In [9]:
import pandas as pd
import re
import string
from nltk.corpus import stopwords
from nltk.tokenize import word_tokenize
import nltk

# Download NLTK data files (only need to do this once)
nltk.download('punkt')
nltk.download('stopwords')

# Load the dataset
file_path = r"C:\Users\sulai\Downloads\final_accident_data.csv"
df = pd.read_csv(file_path)

import re
import string
from nltk.corpus import stopwords
from nltk.tokenize import word_tokenize
import nltk

# Download NLTK data files (only need to do this once)
nltk.download('punkt')
nltk.download('stopwords')

def clean_text(text):
    # Convert to lowercase
    text = text.lower()
    
    # Remove punctuation except for specific characters (e.g., ':')
    text = text.translate(str.maketrans('', '', string.punctuation.replace(':', '')))
    
    # Tokenize the text
    tokens = word_tokenize(text)
    
    # Remove stopwords
    stop_words = set(stopwords.words('english'))
    tokens = [word for word in tokens if word not in stop_words]
    
    # Keep numbers and FIR numbers (e.g., P21, P18)
    tokens = [word for word in tokens if re.match(r'\d+|p\d+|:\d+|[a-zA-Z]+', word)]
    
    # Join tokens back into a single string
    cleaned_text = ' '.join(tokens)
    
    return cleaned_text

# Apply the cleaning function to the unstructured text column
df['Cleaned Text'] = df['Unstructured Text'].apply(clean_text)

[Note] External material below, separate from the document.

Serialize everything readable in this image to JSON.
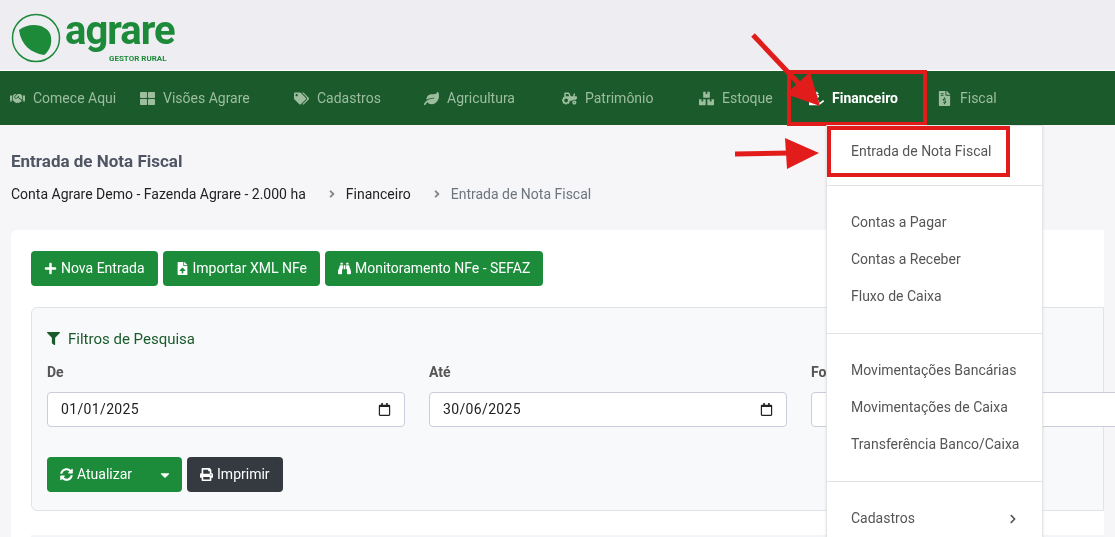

# Save the cleaned data back to the same CSV file
df.to_csv(file_path, index=False)

# Example of cleaned text
print(df['Cleaned Text'].head())

[nltk_data] Downloading package punkt to
[nltk_data]     C:\Users\sulai\AppData\Roaming\nltk_data...
[nltk_data]   Package punkt is already up-to-date!
[nltk_data] Downloading package stopwords to
[nltk_data]     C:\Users\sulai\AppData\Roaming\nltk_data...
[nltk_data]   Package stopwords is already up-to-date!
[nltk_data] Downloading package punkt to
[nltk_data]     C:\Users\sulai\AppData\Roaming\nltk_data...
[nltk_data]   Package punkt is already up-to-date!
[nltk_data] Downloading package stopwords to
[nltk_data]     C:\Users\sulai\AppData\Roaming\nltk_data...
[nltk_data]   Package stopwords is already up-to-date!


0    01 dec 2021 05:30 pm accident occurred thiruva...
1    31 dec 2024 06:30 accident occurred thiruvanan...
2    24 dec 2024 08:45 accident occurred thiruvanan...
3    01 jan 2023 02:15 pm accident occurred thiruva...
4    17 jan 2024 05:45 pm accident occurred thiruva...
Name: Cleaned Text, dtype: object


# Text Preprocessing for Accident Reports

## Overview
This script processes accident report data by cleaning and structuring the text for further analysis.

## Steps Involved

### 1. Loading the Dataset
- Reads a CSV file (`final_accident_data.csv`) containing accident reports.
- Assumes the dataset has a column named **"Unstructured Text"**, which contains raw accident descriptions.

### 2. Cleaning the Text
- **Converts to Lowercase**: Ensures uniformity by making all words lowercase.
- **Removes Punctuation**: Eliminates unnecessary symbols except for colons (`:`).
- **Tokenization**: Breaks the text into individual words (tokens).
- **Removes Stopwords**: Filters out common words (e.g., "the", "is", "and") that do not contribute much meaning.
- **Retains Relevant Numbers and FIR Patterns**: Keeps numbers, specific patterns like `P21`, and time-related values (`:15`).
- **Reconstructs Cleaned Text**: Joins the processed words back into a cleaned sentence.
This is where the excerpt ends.